The thyroid gland as a small organ located in the lower front of the neck. There are layers of skin , fat, and muscle on top of it and it sits right on top of the windpipe, or trachea. It is shaped somewhat like a butterfly and actually goes backwards a little bit on both sides sort of wrapping around the windpipe a little, and it often touches the esophagus, the tube through which food goes to the stomach. This explains why sometimes even moderate enlargement of the thyroid can cause symptoms of difficulty in swallowing or breathing. The normal thyroid gland cannot be felt on physical examination because its consistency is very similar to all the soft tissues that surround it. Indeed, when a medical student or intern tells me “I felt her thyroid and it was normal”, I very dramatically stop whatever I’m doing and ask “Well, did you feel it, or is it normal, because you can’t have it both ways?” Probably the most common reason a thyroid gland can be felt on examination is either the presence of a nodule or tumor, or the presence of some underlying inflammation, often this can be some form of thyroiditis.
The thyroid gland has only one purpose, and that is to produce thyroid hormone. It does this by producing a protein called thyroglobulin and then attaching iodine to portions of it in order to produce the two forms of thyroid hormone called T3 and T4. T3 has three atoms of iodine attached to it and T4 has 4 atoms of iodine. There, so much for the mystery of why you are getting your T3 and T4 blood tests, they ARE thyroid hormone. These hormones have a profound effect on just about every part of your body. They affect your heart, your brain, intestines, skin, the list goes on and on. This is why excessive amounts of thyroid hormone or inadequate amounts of thyroid hormone can cause changes and symptoms in so many different parts of the body. Please don’t ask me to explain to you how these hormones do all of this because, frankly, I don’t know. This would take us down a path in microbiology, electronmicroscopy, cellular physiology, and other extremely specialized areas of science in which I am simply unqualified. The men and women who dedicate their lives to those pursuits are to be commended.

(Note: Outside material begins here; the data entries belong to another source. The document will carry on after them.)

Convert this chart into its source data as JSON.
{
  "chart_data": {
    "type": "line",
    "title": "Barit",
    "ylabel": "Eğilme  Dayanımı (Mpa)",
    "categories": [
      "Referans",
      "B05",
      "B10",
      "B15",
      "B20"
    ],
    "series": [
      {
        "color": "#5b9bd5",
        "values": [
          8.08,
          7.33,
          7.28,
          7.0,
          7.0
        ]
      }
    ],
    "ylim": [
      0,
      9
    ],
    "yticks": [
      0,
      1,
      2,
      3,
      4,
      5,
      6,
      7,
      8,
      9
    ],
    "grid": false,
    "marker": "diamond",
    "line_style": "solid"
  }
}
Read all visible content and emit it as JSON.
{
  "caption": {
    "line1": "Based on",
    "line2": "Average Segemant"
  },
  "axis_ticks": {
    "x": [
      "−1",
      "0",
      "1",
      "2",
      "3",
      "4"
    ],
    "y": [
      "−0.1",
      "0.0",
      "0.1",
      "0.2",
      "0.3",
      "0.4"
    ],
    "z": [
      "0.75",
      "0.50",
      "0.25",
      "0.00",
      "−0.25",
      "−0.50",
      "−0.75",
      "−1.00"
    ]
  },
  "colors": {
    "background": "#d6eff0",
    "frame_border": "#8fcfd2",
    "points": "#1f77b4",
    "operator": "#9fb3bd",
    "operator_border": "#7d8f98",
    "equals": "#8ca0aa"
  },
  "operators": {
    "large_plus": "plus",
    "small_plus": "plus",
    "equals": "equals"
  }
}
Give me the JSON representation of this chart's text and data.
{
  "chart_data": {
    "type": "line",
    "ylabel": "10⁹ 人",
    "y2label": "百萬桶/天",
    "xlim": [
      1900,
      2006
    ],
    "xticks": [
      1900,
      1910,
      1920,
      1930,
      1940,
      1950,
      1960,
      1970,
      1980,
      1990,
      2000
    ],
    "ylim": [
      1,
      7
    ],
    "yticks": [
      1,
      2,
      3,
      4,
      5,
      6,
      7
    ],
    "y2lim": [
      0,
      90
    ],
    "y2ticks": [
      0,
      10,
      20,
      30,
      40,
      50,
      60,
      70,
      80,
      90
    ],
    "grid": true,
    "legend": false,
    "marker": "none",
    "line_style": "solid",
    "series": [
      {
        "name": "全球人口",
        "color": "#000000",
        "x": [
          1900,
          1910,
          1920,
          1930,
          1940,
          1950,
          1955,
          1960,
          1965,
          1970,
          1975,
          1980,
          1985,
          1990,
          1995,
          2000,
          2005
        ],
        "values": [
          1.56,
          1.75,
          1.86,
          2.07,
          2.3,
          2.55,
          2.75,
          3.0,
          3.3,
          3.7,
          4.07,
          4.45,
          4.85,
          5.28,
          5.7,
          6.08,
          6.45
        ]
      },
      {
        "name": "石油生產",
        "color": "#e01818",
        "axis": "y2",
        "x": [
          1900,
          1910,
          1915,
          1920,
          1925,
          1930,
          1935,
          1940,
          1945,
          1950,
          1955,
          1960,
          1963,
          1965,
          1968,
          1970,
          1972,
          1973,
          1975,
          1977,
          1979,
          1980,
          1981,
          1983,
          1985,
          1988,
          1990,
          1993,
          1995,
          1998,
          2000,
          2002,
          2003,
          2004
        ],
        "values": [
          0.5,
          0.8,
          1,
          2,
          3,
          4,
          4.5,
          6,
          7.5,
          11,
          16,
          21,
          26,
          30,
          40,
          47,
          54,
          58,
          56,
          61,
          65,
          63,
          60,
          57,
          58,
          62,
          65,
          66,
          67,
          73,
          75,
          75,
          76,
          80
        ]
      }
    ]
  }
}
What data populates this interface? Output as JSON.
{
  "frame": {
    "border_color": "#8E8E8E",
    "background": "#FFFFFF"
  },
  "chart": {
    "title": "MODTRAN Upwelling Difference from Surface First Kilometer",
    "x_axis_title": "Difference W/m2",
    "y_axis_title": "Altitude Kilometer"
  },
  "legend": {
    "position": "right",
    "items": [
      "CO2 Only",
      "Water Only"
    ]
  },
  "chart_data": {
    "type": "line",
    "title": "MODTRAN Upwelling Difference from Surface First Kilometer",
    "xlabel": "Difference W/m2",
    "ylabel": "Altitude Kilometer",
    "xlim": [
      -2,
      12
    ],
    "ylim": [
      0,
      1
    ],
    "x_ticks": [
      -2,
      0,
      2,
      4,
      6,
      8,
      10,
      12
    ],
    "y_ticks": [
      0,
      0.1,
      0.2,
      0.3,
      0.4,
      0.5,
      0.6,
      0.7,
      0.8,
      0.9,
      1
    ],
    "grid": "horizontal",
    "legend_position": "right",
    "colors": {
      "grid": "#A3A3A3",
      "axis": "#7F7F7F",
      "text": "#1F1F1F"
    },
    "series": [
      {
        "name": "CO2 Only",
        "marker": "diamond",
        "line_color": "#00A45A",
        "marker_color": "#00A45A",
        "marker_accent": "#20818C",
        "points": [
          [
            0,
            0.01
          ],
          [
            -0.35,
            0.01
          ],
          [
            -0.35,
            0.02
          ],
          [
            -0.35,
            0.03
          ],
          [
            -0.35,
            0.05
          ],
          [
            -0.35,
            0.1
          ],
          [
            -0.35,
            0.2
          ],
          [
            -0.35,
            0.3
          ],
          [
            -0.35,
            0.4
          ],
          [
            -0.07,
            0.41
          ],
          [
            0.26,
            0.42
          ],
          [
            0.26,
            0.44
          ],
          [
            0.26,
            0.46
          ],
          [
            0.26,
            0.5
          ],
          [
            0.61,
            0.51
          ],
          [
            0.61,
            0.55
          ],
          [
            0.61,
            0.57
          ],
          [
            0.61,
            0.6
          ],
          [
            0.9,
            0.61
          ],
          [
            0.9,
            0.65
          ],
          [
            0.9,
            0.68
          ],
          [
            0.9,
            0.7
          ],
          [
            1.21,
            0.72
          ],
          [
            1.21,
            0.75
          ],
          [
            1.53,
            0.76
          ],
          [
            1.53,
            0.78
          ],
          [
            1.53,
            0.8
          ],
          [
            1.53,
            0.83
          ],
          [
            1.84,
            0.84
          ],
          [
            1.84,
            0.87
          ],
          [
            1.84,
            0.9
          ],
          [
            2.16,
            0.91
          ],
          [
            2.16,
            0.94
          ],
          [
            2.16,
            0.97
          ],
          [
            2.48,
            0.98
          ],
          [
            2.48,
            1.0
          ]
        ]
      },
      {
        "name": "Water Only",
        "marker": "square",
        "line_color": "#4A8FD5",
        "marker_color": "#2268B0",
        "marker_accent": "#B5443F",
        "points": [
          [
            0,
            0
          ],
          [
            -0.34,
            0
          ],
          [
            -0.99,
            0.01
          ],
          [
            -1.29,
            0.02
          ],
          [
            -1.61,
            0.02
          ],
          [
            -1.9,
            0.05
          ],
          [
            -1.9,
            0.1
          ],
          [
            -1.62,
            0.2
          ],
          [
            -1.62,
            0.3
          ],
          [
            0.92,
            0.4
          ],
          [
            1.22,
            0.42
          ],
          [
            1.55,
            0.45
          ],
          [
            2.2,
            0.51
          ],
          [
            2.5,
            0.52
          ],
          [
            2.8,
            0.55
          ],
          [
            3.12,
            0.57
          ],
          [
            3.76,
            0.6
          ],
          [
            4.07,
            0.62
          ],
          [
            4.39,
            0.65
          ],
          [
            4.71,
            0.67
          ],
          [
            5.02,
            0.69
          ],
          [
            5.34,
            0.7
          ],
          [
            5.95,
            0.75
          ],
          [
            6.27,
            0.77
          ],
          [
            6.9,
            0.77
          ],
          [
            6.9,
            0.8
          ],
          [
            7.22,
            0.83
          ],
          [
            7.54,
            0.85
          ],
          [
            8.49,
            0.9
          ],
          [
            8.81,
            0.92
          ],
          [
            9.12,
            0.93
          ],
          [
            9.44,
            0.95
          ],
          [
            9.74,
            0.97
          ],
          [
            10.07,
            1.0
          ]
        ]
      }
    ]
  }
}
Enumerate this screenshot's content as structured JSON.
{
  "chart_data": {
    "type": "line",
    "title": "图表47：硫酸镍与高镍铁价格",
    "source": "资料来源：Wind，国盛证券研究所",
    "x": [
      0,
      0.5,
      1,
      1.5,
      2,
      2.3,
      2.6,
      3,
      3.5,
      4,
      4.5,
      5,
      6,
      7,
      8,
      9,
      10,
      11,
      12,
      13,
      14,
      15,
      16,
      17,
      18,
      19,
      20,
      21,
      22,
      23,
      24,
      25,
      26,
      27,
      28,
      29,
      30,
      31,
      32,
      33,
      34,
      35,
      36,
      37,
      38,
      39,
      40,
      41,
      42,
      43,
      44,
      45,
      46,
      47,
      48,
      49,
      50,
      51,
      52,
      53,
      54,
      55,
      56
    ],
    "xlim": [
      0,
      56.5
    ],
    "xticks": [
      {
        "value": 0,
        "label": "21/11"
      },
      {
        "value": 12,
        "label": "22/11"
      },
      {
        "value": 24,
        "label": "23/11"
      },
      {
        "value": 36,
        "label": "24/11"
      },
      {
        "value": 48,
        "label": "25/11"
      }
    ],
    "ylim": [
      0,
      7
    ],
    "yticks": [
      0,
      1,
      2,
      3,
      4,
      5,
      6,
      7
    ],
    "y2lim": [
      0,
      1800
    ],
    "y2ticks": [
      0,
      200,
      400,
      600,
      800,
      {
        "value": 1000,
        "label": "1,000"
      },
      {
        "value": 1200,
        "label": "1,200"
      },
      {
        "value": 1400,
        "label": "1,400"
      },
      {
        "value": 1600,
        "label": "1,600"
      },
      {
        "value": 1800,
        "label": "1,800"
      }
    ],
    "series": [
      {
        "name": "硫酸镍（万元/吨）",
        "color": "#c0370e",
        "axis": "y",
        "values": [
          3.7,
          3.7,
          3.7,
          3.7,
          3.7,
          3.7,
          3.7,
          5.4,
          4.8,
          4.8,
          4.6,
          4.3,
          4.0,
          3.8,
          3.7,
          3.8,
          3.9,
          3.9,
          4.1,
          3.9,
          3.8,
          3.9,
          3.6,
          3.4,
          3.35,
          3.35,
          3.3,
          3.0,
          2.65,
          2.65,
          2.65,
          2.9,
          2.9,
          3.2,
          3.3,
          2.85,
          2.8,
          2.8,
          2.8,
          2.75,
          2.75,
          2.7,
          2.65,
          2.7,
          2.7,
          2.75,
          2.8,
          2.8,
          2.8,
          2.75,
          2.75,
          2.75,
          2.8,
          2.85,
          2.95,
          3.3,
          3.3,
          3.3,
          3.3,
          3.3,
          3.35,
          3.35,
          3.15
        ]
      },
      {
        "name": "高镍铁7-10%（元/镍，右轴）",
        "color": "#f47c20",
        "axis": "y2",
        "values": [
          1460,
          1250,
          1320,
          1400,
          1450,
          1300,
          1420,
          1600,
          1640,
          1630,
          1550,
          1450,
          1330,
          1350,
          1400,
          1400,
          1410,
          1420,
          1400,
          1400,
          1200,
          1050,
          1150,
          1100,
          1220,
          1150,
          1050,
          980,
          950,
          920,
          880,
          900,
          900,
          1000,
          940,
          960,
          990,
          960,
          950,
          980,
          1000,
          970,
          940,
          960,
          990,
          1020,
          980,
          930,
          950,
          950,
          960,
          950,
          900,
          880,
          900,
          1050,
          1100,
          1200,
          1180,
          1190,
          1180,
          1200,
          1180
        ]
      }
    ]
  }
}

The good news about this is that if you must give up your thyroid gland because of tumor, cancer, or improper function, everything your gland used to do can be replaced with a small tablet of thyroid hormone. There are a number of choices as to what form your thyroid replacement will be, but no matter what form you choose, it is possible to completely replace what your body would be making if you still had your thyroid, and that is good news.